The Barbados Divers Association is a group of divers that decided that diving wasn’t badass enough. BADASS’n is what they do. It’s open to anyone… who signs up to be a member. When you go out with them you will meet some PADI Instructors, Divemasters, Rescue Divers and just good old normal divers. The challenge we set you is trying to tell who’s who.
Morning prep followed by dive followed by social.
Barbados has an excellent reputation for dive tours. We’re used to having a dive-leader on every outing who will show you around the reefs and uncover the magic that only experience can find. The truth is that in many places around the world you’re told to buddy up and off you go. In unknown territory that’s a rubbish idea… So it’s only when you’re with a group of well-rounded aficionados that it makes sense to give everyone that freedom to explore… And if there’s one thing you have with BADASS it’s that freedom.
How it works is actually quite interesting. Once you’re a member you have decision making power at least once per year. You decide which dive club everyone goes to and then negotiate where everyone is going diving. So the dive clubs themselves are involved and you’ll find yourself surrounded by the people who own or run most dive clubs in Barbados… All in the same boat.

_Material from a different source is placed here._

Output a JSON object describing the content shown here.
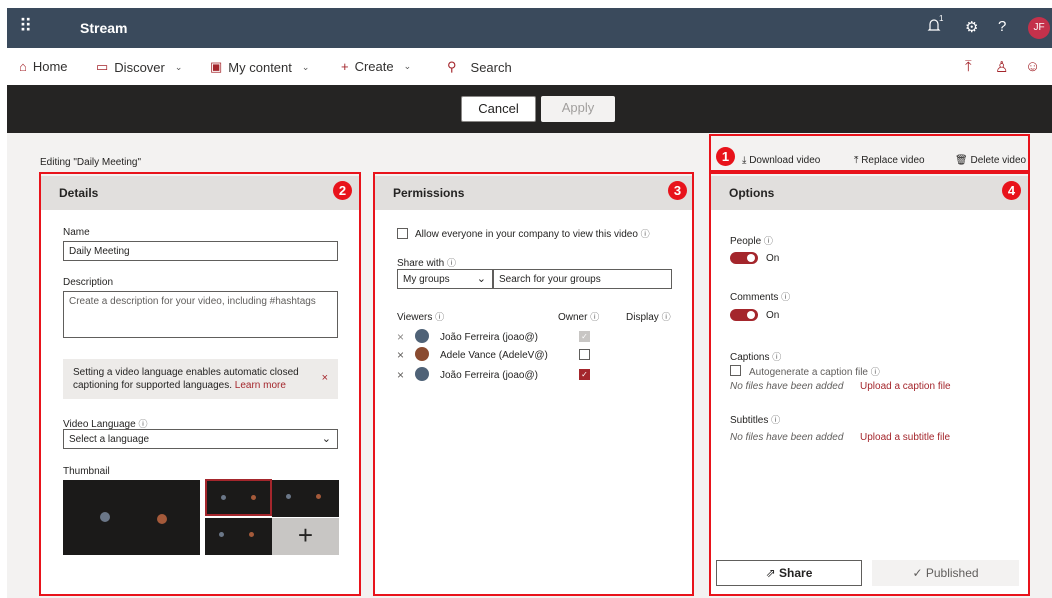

There are young and old, geeky and funky, men and women and then amongst them you’ll find the group hellbent on ridding the Caribbean sea of every lionfish ever. EVER. Everyone is cool prepping their equipment, laughing as they get in the water, but the second they go down they are on a mission.
The dive is around 45min and it’s hilarious how the lionfish hunters act relaxed about everything until you hear their stories at the end. Who got what because who was in front of who and how big were they and had you not worn fins I would have caught the b*stard… It’s what makes the entire trip worth it. Conversations that no money can buy.
Over time the socials have started taking on a life of their own so don’t be surprised if you find yourself slaloming to your car after a full day of boozing… The photos will prove you had gone diving that morning… And maybe the wet stuff you left in your trunk overnight.
In the photo above the whole group finished the dive at a rum shop in Carlton with fried chicken that would make the Colonel weep. Oustanding.